ですが、サブカルチャーを心底楽しんでいた青春時代が終わって、もっと他のことにも目を向けなければならない年頃になってからの落としどころとしては、いちばん無理がありませんし、そういった道を選んだからといって、人生の選択を誤っているとは私には思えません。むしろ、自分にとって本当に大切なコンテンツに的を絞ることで、最小の労力で自分の趣味の方面のアイデンティティをメンテナンスし続けられているとも言えます。(p.195)

 ぼくはこの語りに諭された。なるほど、と。
 もうちょい言えば、楽になった(少しだけだが)
 本書にはいくつもの仏教タームが登場するように、本書は煩悩や迷いに対してどう心の安定・平安を得るのかという、まるで仏教書のようである。前にも述べたように、仏教は人生のいろんな局面で起きる迷いや執着を達観し、悟りを開く精神コントロール術だと思うので、熊代の本書はいわば現代の仏典とも言える。仏教者は、本来このような悩みに応えるべきではなかろうか。

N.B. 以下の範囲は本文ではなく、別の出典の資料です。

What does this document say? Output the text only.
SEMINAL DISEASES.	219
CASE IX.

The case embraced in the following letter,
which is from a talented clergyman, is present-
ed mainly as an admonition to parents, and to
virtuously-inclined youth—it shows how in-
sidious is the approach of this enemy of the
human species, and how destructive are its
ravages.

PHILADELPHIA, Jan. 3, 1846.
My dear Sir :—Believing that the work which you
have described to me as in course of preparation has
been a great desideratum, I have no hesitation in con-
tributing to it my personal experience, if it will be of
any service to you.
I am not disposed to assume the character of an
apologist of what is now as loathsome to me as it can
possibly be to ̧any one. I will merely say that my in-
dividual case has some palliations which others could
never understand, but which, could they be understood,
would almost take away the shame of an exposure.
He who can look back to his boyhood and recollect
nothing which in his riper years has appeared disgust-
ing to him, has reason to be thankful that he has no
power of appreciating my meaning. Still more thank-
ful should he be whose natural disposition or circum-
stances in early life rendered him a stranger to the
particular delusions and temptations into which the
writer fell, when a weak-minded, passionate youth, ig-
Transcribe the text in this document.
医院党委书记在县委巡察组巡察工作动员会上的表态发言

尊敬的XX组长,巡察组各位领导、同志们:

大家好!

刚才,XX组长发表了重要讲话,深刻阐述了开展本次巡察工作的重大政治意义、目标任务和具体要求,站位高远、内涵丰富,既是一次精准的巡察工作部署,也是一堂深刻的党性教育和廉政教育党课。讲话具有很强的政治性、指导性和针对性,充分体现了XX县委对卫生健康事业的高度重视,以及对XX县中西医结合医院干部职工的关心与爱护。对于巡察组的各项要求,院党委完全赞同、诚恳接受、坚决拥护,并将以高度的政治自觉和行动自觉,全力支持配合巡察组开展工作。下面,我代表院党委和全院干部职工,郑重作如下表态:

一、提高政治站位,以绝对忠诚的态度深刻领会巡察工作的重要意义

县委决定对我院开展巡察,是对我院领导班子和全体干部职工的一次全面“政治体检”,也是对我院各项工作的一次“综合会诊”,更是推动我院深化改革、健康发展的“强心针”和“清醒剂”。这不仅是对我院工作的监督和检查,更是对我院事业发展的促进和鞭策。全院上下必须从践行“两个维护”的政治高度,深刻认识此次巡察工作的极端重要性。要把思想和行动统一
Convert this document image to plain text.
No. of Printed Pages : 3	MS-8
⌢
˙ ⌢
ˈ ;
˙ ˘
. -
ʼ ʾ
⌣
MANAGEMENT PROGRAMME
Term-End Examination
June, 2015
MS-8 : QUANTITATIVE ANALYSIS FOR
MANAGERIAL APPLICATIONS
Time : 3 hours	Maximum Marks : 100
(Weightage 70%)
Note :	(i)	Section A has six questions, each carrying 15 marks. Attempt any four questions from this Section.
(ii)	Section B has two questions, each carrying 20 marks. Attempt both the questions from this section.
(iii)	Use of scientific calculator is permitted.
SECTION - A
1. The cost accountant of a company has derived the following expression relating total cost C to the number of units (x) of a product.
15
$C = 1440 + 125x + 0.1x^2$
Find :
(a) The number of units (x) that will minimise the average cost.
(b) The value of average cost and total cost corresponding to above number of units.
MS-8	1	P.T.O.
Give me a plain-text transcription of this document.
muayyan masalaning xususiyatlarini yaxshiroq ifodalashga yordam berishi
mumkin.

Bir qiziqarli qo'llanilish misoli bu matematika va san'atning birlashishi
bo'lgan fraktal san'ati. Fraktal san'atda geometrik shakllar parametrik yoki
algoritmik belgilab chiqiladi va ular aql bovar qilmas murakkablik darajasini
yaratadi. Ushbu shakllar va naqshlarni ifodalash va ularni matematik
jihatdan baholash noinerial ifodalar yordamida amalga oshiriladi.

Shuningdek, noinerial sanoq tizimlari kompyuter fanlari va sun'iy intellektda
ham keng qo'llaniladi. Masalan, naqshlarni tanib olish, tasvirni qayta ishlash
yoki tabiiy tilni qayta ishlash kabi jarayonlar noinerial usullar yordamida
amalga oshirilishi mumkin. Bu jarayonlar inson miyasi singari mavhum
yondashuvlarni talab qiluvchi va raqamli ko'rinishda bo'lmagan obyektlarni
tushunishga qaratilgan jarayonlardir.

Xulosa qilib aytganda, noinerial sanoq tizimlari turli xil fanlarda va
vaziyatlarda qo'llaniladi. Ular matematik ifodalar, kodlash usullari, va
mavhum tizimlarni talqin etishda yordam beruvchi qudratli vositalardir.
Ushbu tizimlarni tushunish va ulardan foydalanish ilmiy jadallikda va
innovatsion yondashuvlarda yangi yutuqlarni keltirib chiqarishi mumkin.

 ただ、熊代の語りに諭されたからといっても、熊代の結論に自分の行動を従わせるというふうには思わなかった。
 自分はもともとマンガを通じて社会や人生を語り合うという、関川夏央のような語りをめざしていたので、引き続き自分なりの語りを追求していけばいいんだろうと改めて思い直した。今のマンガがわからなくなっている、面白がれずにいる、という感情が生じてもそこに焦燥を感じる必要はない……と。
マンガの「超」リアリズム ついでに宣伝するけど(別の機会にまたいうけど)、今回本を出すことにしたが、そこでは自分のこのような原点に戻っての語りをしている。
 というわけで本書の圧巻は第7章であった。最も読み応えがある。

8章は納得いかぬ

 最後の8章は、人生全体にこの悟りを押し広げているのだが、ここはほとんど共感し得ない。正直に言えば「あいまいで何を言いたいかわからない」といったところだ。
 熊代は「良いことも悪いこともすべて自分の歴史になる」と述べた後で、

個人史も、数人単位の家族関係やコミュニティの歴史も、もっと大きな国や社会といった最大単位の歴史さえすべて繋がっていて、最終的には歴史の大河をかたちづくっています。良い行いも悪い行いもすべて有意味で、大きな歴史の一滴となって堆積していくのです。(p.220)

といっている。
 これはぼくが前に述べた、人生の意味ということに似ている。
http://d.hatena.ne.jp/kamiyakenkyujo/20160609/1465400752


 しかし、確かに歴史は「良い行いも悪い行いもすべて有意味で、大きな歴史の一滴となって堆積していく」かもしれないが、そこに自分が貢献したという思いを込められるのは、歴史に進歩という物差しを導入しない限り、無理だろう。自分のやったことが、人類史の進歩に貢献したかどうかだ。それはマルクス主義者か進歩主義者であってのみ、可能なことだ。
 自分は反動に奉仕したのか、進歩に貢献したのか。そこが大事なところだ。
 まあ、でもそこはそれ。
 自分と年齢も近く、本業を持ちながらネットを通じて文章を書き、本も出している――という経歴が自分に似ていて興味深く読めた。そして、小さな気づきを得た本であった。